Die Bauarbeiter haben mit dem Landesmantelvertrag 2023 bereits mehr Lohn erhalten. «Angesichts des Fachkräftemangels wollte der Verband den Betrieben möglichst viel Handlungsspielraum belassen, damit diese per Anfang 2024 individuell die Löhne anpassen konnten», so Engel.

Das haben offenbar viele Firmen versäumt. «Das Problem betrifft alle: Die Bauarbeiter leiden unter einem Kaufkraftverlust, die Branche wird weniger attraktiv und es wird für Firmen zum Problem, die tatsächlich eine Lohnerhöhung gewährt haben», so Lutz. 

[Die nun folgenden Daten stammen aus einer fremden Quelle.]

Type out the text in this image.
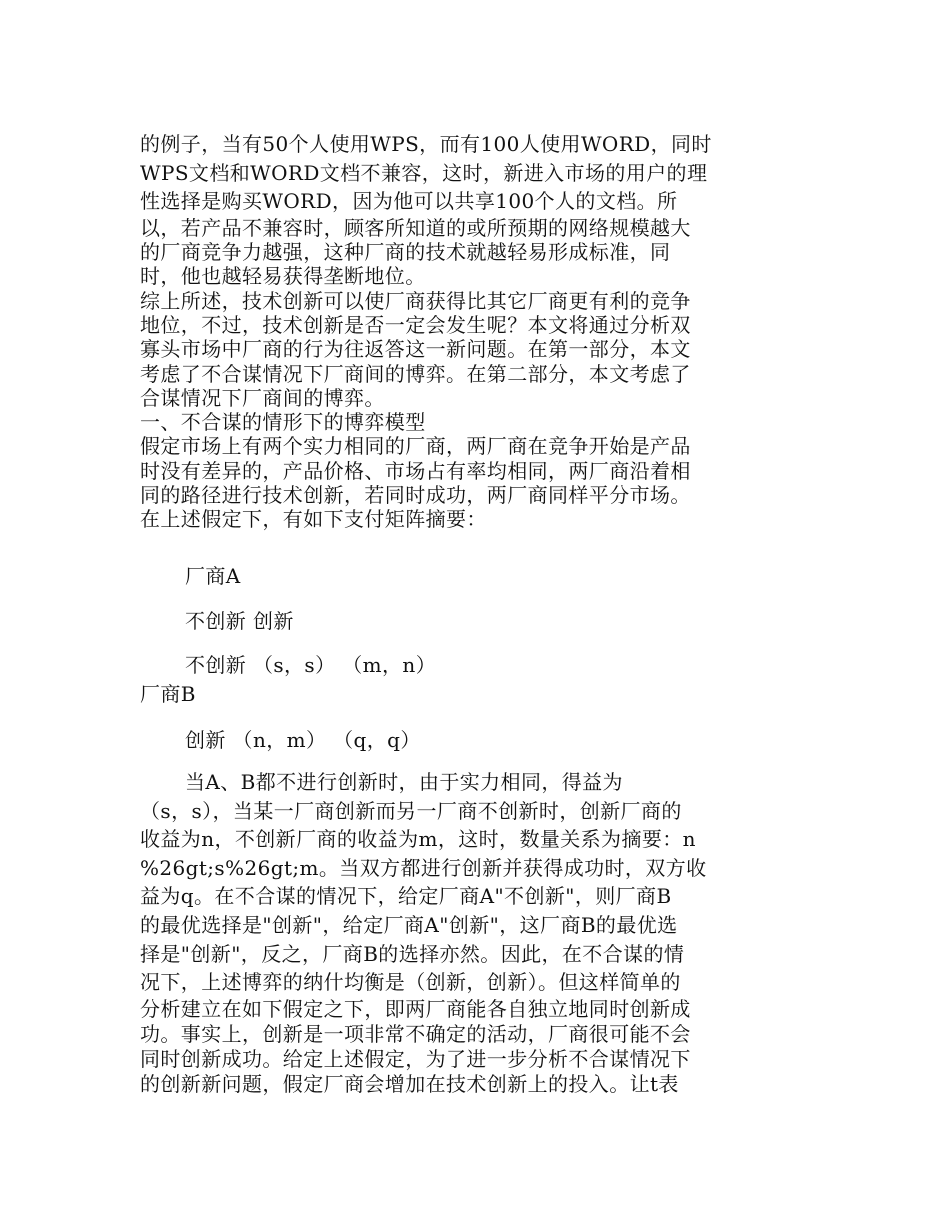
的例子，当有50个人使用WPS，而有100人使用WORD，同时
WPS文档和WORD文档不兼容，这时，新进入市场的用户的理
性选择是购买WORD，因为他可以共享100个人的文档。所
以，若产品不兼容时，顾客所知道的或所预期的网络规模越大
的厂商竞争力越强，这种厂商的技术就越轻易形成标准，同
时，他也越轻易获得垄断地位。
综上所述，技术创新可以使厂商获得比其它厂商更有利的竞争
地位，不过，技术创新是否一定会发生呢？本文将通过分析双
寡头市场中厂商的行为往返答这一新问题。在第一部分，本文
考虑了不合谋情况下厂商间的博弈。在第二部分，本文考虑了
合谋情况下厂商间的博弈。
一、不合谋的情形下的博弈模型
假定市场上有两个实力相同的厂商，两厂商在竞争开始是产品
时没有差异的，产品价格、市场占有率均相同，两厂商沿着相
同的路径进行技术创新，若同时成功，两厂商同样平分市场。
在上述假定下，有如下支付矩阵摘要：
厂商A
不创新 创新
不创新 （s，s） （m，n）
厂商B
创新 （n，m） （q，q）
当A、B都不进行创新时，由于实力相同，得益为
（s，s），当某一厂商创新而另一厂商不创新时，创新厂商的
收益为n，不创新厂商的收益为m，这时，数量关系为摘要：n
%26gt;s%26gt;m。当双方都进行创新并获得成功时，双方收
益为q。在不合谋的情况下，给定厂商A"不创新"，则厂商B
的最优选择是"创新"，给定厂商A"创新"，这厂商B的最优选
择是"创新"，反之，厂商B的选择亦然。因此，在不合谋的情
况下，上述博弈的纳什均衡是（创新，创新）。但这样简单的
分析建立在如下假定之下，即两厂商能各自独立地同时创新成
功。事实上，创新是一项非常不确定的活动，厂商很可能不会
同时创新成功。给定上述假定，为了进一步分析不合谋情况下
的创新新问题，假定厂商会增加在技术创新上的投入。让t表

Im Mai wird der SBV seine eigene Lohnumfrage präsentieren, die der Verband unter seinen Mitgliederfirmen jährlich durchführt. Die Gewerkschaften werden daraufhin im Juni ihre Lohnforderung festlegen. Diese müsse «mehr als die Teuerung betragen und auch dem Lohnrückstand der letzten Jahre Rechnung tragen».